Now, much of her residential design is for beachfront or vacation homes, so bringing in the beautiful views is offset by the need to keep the harsh sunlight out, she said.
That means that communal public spaces — the Englishes’ “grownup floor” — always face the water. Beachfront lots tend to be narrow, so designs go vertical.
“As you go up, you have to think, ‘What do we want to face the water?’ and then lay it out on the second and third floors,” Black said. “Out there, if you’re high enough, you have a view to the beach and the bay.”
Balconies and decks factor into entertaining spaces. But those decks — at least 10 feet deep — also create an overhang to keep the sun out when big windows are preferred, letting form, function and energy efficiency all work together.
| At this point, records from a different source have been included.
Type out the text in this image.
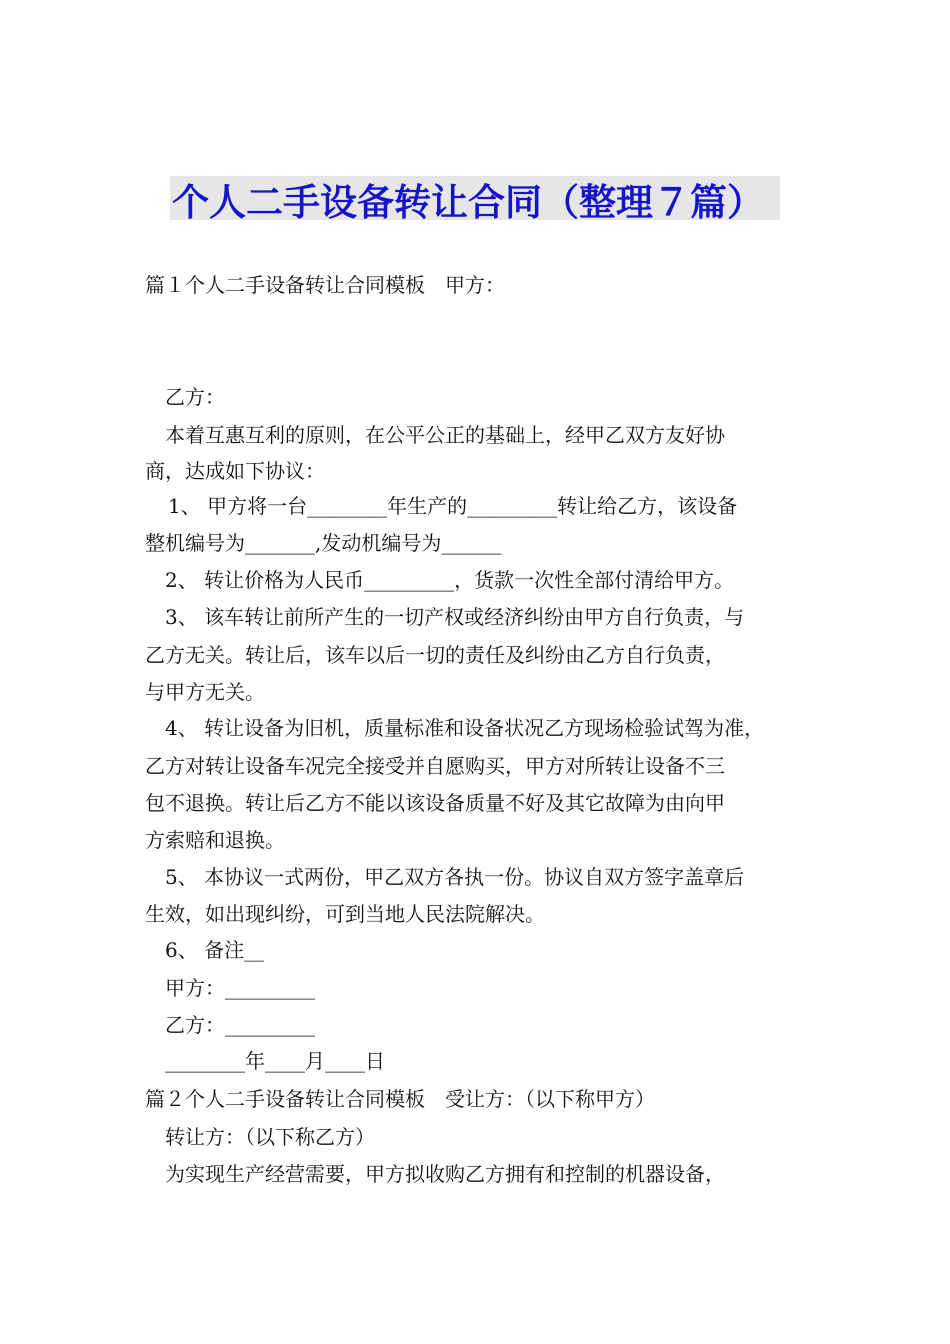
个人二手设备转让合同（整理７篇）
篇１个人二手设备转让合同模板　甲方：
乙方：
本着互惠互利的原则，在公平公正的基础上，经甲乙双方友好协
商，达成如下协议：
1、 甲方将一台________年生产的_________转让给乙方，该设备
整机编号为_______,发动机编号为______
2、 转让价格为人民币_________，货款一次性全部付清给甲方。
3、 该车转让前所产生的一切产权或经济纠纷由甲方自行负责，与
乙方无关。转让后，该车以后一切的责任及纠纷由乙方自行负责，
与甲方无关。
4、 转让设备为旧机，质量标准和设备状况乙方现场检验试驾为准，
乙方对转让设备车况完全接受并自愿购买，甲方对所转让设备不三
包不退换。转让后乙方不能以该设备质量不好及其它故障为由向甲
方索赔和退换。
5、 本协议一式两份，甲乙双方各执一份。协议自双方签字盖章后
生效，如出现纠纷，可到当地人民法院解决。
6、 备注__
甲方：_________
乙方：_________
________年____月____日
篇２个人二手设备转让合同模板　受让方：（以下称甲方）
转让方：（以下称乙方）
为实现生产经营需要，甲方拟收购乙方拥有和控制的机器设备，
Because of the hot, humid climate, engineered wood is a better option over regular hardwoods, and higher-end paints and even caulking have to be able to handle the more corrosive salty air, Black said.
The Englishes are so happy with their beach house that it made them harsher critics of their home in the Heights, a two-story Craftsman.
“This house made me realize how much the rugs make every room so much better,” Trisha said. “We would go home and think, ‘Yeah, we need to up our rug game.’”
So they’re working with Davis again on that house, refreshing their kitchen, building a new garage with a primary suite above it and creating another bedroom and a new playroom for their boys.